Punchdrunk was created by Felix Barrett in early 2000. At first, the idea was to create adventures for one person, but then we hit upon the form of what we are renowned for, our 'mask shows', where we imagine a world which the audience steps into. The show Sleep No More is an example of that. We invite audiences to big buildings, and design an installation within the space where the audience transitions anonymously wearing masks. We really focus on that transition, and on taking them away from their everyday life into a fictional space that they have to explore. Our guiding principle has always been that that the audience is constantly on our minds as the centre of everything. They are not passive, but what is most important here are their feelings. They are shooting their own movie, or are the hero of the story. When we create our work what we always come back to is the audience’s experience and their feelings at any given moment, what we want to draw their attention to, and how we can surprise them, shock them, and enchant them in different ways. We’re trying to empower the audience by making them feel like they’re the most important person in the space.

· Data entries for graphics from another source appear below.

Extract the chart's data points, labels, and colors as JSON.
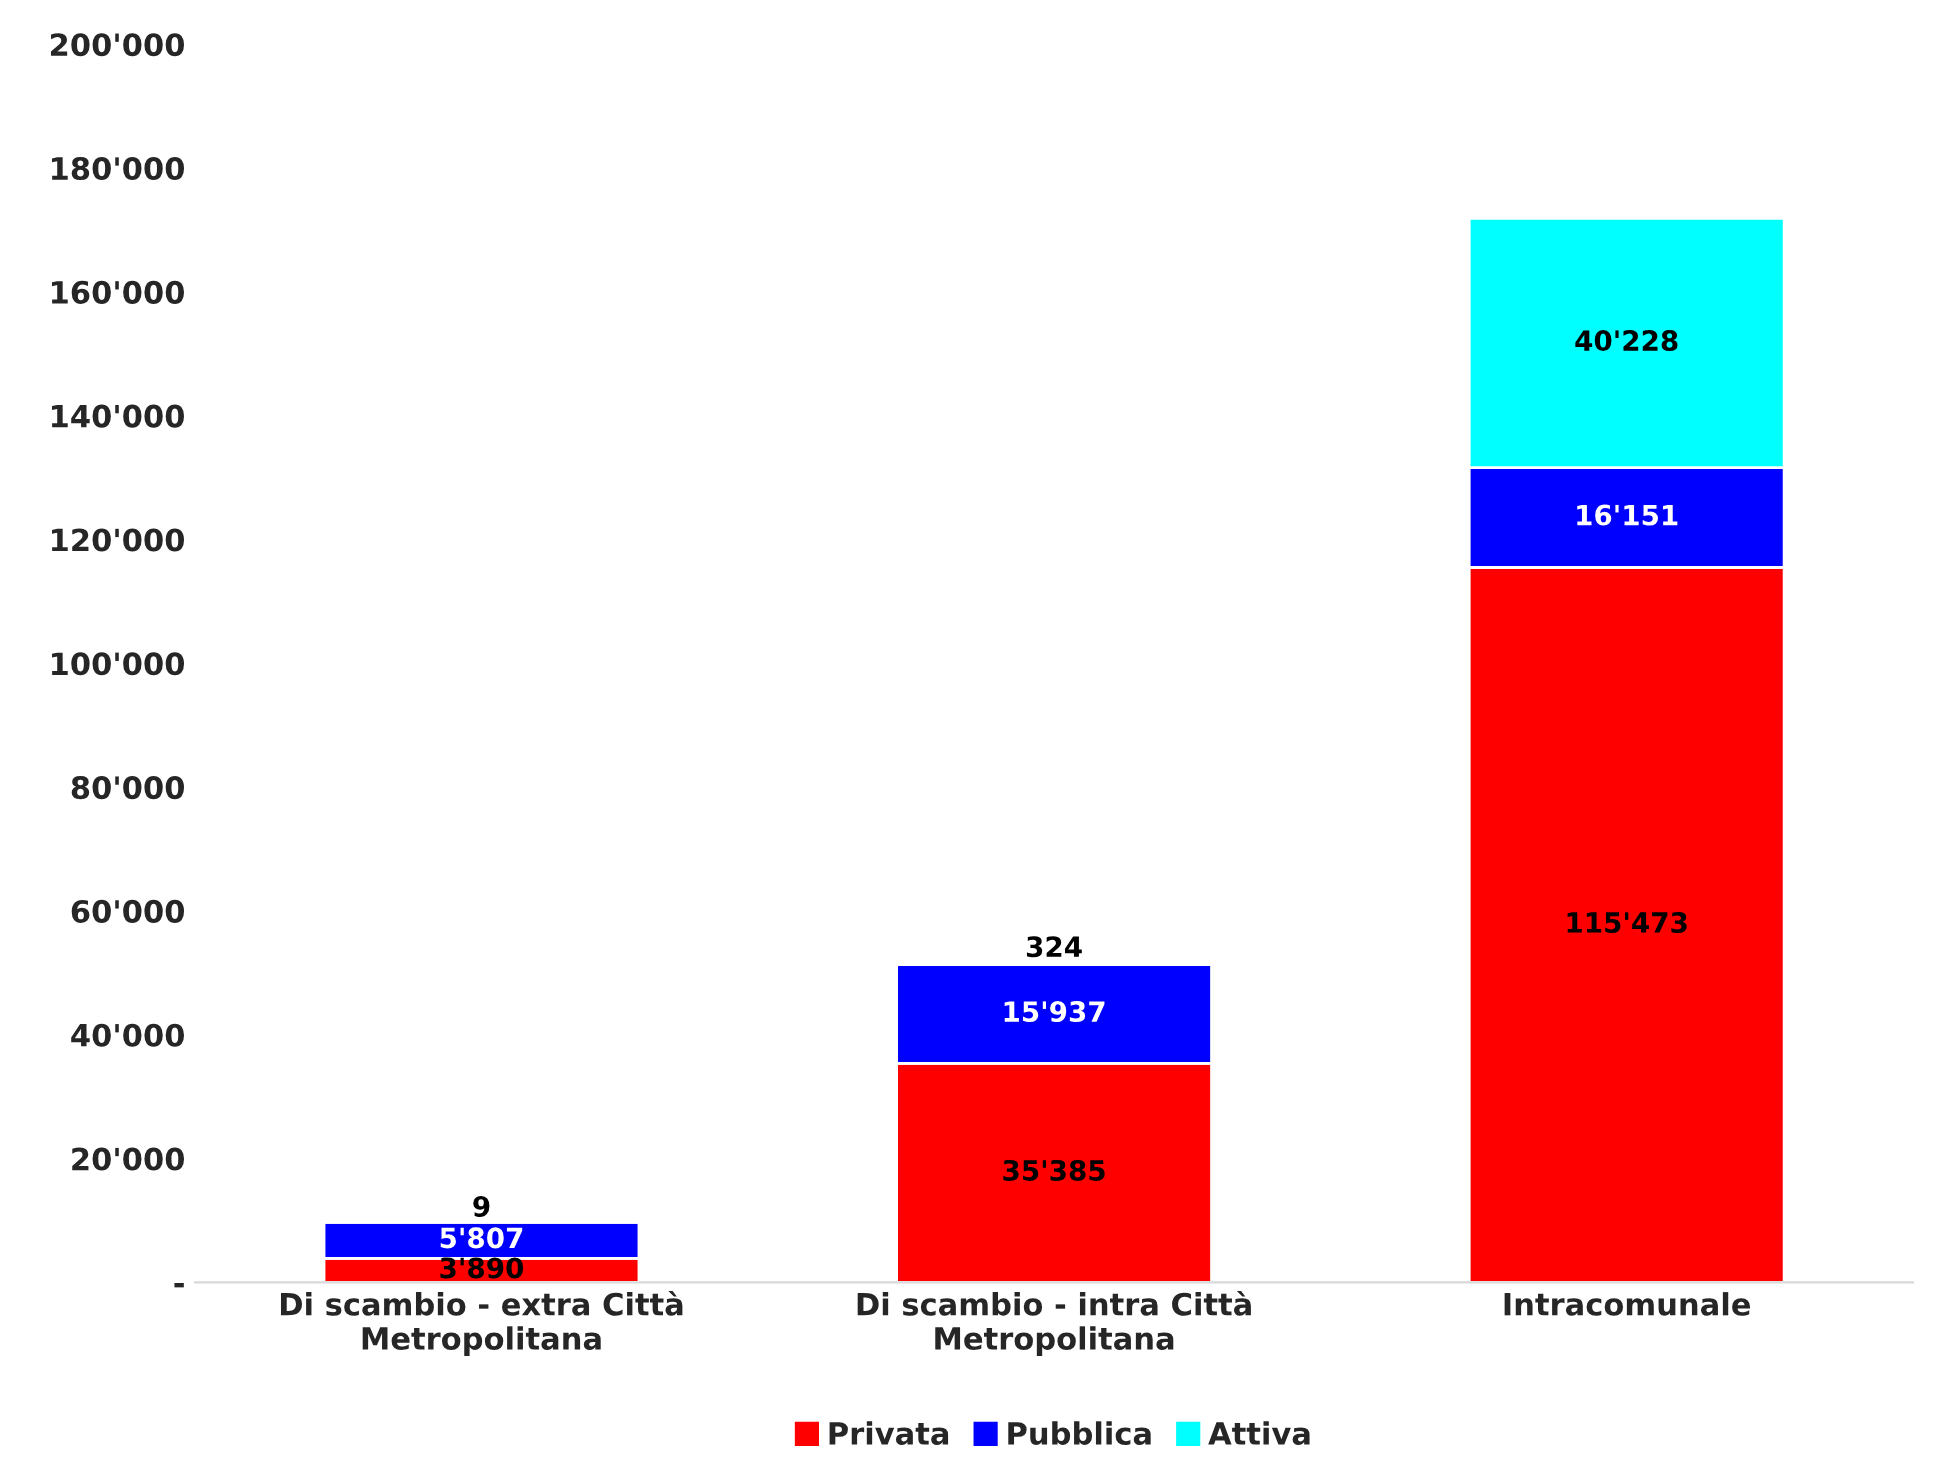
{
  "chart_data": {
    "type": "bar",
    "stacked": true,
    "categories": [
      "Di scambio - extra Città\nMetropolitana",
      "Di scambio - intra Città\nMetropolitana",
      "Intracomunale"
    ],
    "series": [
      {
        "name": "Privata",
        "color": "#ff0000",
        "values": [
          3890,
          35385,
          115473
        ],
        "value_labels": [
          "3'890",
          "35'385",
          "115'473"
        ]
      },
      {
        "name": "Pubblica",
        "color": "#0000ff",
        "values": [
          5807,
          15937,
          16151
        ],
        "value_labels": [
          "5'807",
          "15'937",
          "16'151"
        ]
      },
      {
        "name": "Attiva",
        "color": "#00ffff",
        "values": [
          9,
          324,
          40228
        ],
        "value_labels": [
          "9",
          "324",
          "40'228"
        ]
      }
    ],
    "ylim": [
      0,
      200000
    ],
    "yticks": [
      {
        "value": 0,
        "label": "-"
      },
      {
        "value": 20000,
        "label": "20'000"
      },
      {
        "value": 40000,
        "label": "40'000"
      },
      {
        "value": 60000,
        "label": "60'000"
      },
      {
        "value": 80000,
        "label": "80'000"
      },
      {
        "value": 100000,
        "label": "100'000"
      },
      {
        "value": 120000,
        "label": "120'000"
      },
      {
        "value": 140000,
        "label": "140'000"
      },
      {
        "value": 160000,
        "label": "160'000"
      },
      {
        "value": 180000,
        "label": "180'000"
      },
      {
        "value": 200000,
        "label": "200'000"
      }
    ],
    "grid": false,
    "legend": "bottom"
  }
}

We talk a lot about storytelling. What is your conception of storytelling?
What I have always been excited about in our 'mask shows' is that we follow a story [Sleep No More is based on Shakespeare’s Macbeth], but we get to edit it, and there is a certain randomness to the way that the story is experienced. The story that the audience will remember often has much more to do with shifting atmospheres and the sort of emotional or visceral journey that they have been on, not an intellectual story that has a beginning, a middle, and an end. There is a structure indeed, but it is a very particular structure depending on what you have bumped into. This is where it varies so much because in our one-on-one work, like Believe Your Eyes, you are much more active, and much more at the centre of it, because the characters interact with you directly. Also, with storytelling in scenes and shows like that, we often use language and words as a kind of texture, or series of images that are seeded in your imagination. We do not tend to treat words as needed to give you vital information. Often in our work it is just an image within the words that is planted into the audience’s head, or it is the quality of the word that has been whispered in your ears that does the storytelling. The audience learns that the character is terrified because of the way they are touching them, for example. The sweat on their cheek, the grip of his hand on mine – it is all about stripping away the intellectual sense of storytelling. It is trying to get people right into the heart of a story so they can just feel it.

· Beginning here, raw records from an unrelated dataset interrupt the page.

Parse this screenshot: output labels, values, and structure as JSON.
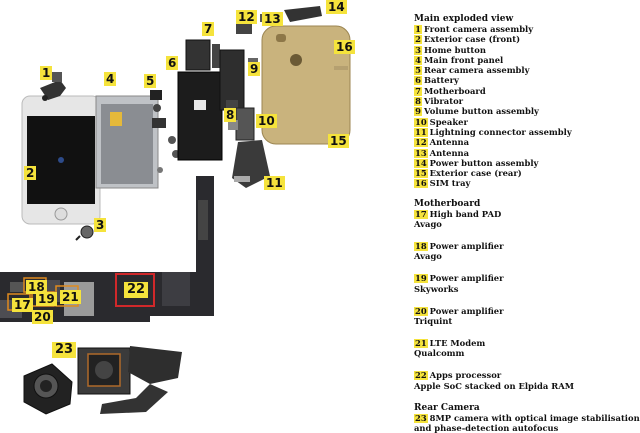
{
  "legend": {
    "main_title": "Main exploded view",
    "main_items": [
      {
        "num": "1",
        "label": "Front camera assembly"
      },
      {
        "num": "2",
        "label": "Exterior case (front)"
      },
      {
        "num": "3",
        "label": "Home button"
      },
      {
        "num": "4",
        "label": "Main front panel"
      },
      {
        "num": "5",
        "label": "Rear camera assembly"
      },
      {
        "num": "6",
        "label": "Battery"
      },
      {
        "num": "7",
        "label": "Motherboard"
      },
      {
        "num": "8",
        "label": "Vibrator"
      },
      {
        "num": "9",
        "label": "Volume button assembly"
      },
      {
        "num": "10",
        "label": "Speaker"
      },
      {
        "num": "11",
        "label": "Lightning connector assembly"
      },
      {
        "num": "12",
        "label": "Antenna"
      },
      {
        "num": "13",
        "label": "Antenna"
      },
      {
        "num": "14",
        "label": "Power button assembly"
      },
      {
        "num": "15",
        "label": "Exterior case (rear)"
      },
      {
        "num": "16",
        "label": "SIM tray"
      }
    ],
    "motherboard_title": "Motherboard",
    "motherboard_items": [
      {
        "num": "17",
        "label": "High band PAD",
        "sub": "Avago"
      },
      {
        "num": "18",
        "label": "Power amplifier",
        "sub": "Avago"
      },
      {
        "num": "19",
        "label": "Power amplifier",
        "sub": "Skyworks"
      },
      {
        "num": "20",
        "label": "Power amplifier",
        "sub": "Triquint"
      },
      {
        "num": "21",
        "label": "LTE Modem",
        "sub": "Qualcomm"
      },
      {
        "num": "22",
        "label": "Apps processor",
        "sub": "Apple SoC stacked on Elpida RAM"
      }
    ],
    "camera_title": "Rear Camera",
    "camera_item": {
      "num": "23",
      "label": "8MP camera with optical image stabilisation",
      "label2": "and phase-detection autofocus"
    }
  },
  "callouts": [
    "1",
    "2",
    "3",
    "4",
    "5",
    "6",
    "7",
    "8",
    "9",
    "10",
    "11",
    "12",
    "13",
    "14",
    "15",
    "16",
    "17",
    "18",
    "19",
    "20",
    "21",
    "22",
    "23"
  ],
  "colors": {
    "highlight": "#f5e33c",
    "pcb": "#2a2a2e",
    "gold_case": "#c9b37d",
    "chip_outline_red": "#d0282a",
    "chip_outline_orange": "#e08a1e"
  }
}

Music and sound is also a really important part of our work. It often gives us our shape and structure. In our larger shows, for example, music is what confers structure to the space: bringing it alive even if there is no performance in it. It could become an important scene in the show just because your imagination is being brought to life by the soundtrack in your head.
Believe Your Eyes is your first VR piece. It took you a while to jump into that world. Can you tell us why? What was the vision behind it?
It was tricky for us to imagine the best way to explore VR. In some ways there is a kind of interesting clash there – it feels like with a lot of VR experiences right now you are very passive, and we really wanted to think about the ways that you could feel important to the storytelling, how you could become a character at the centre of it.
The show Believe Your Eyes came about because we wanted to play with the crossover between 360 films and VR headsets to create a really rich experience. We tried out a lot of existing VR that was spectacular and transportive, the kind where you are floating on a lake or on top of a mountain or flying through the air, but we deliberately wanted to make something quite simple and almost the opposite, something very human and intimate. It definitively came from our experience of doing a lot of one-on-one theatre, with just one performer and one audience member.
It also feels like the length of time you want to be in a VR headset has implications on the length of the scene you can create. We felt that five minutes is the right amount of time to build the experience, and the storytelling. So we developed an experience where the character is almost telling you a bedtime story. And I will leave the rest for the audience to experience it.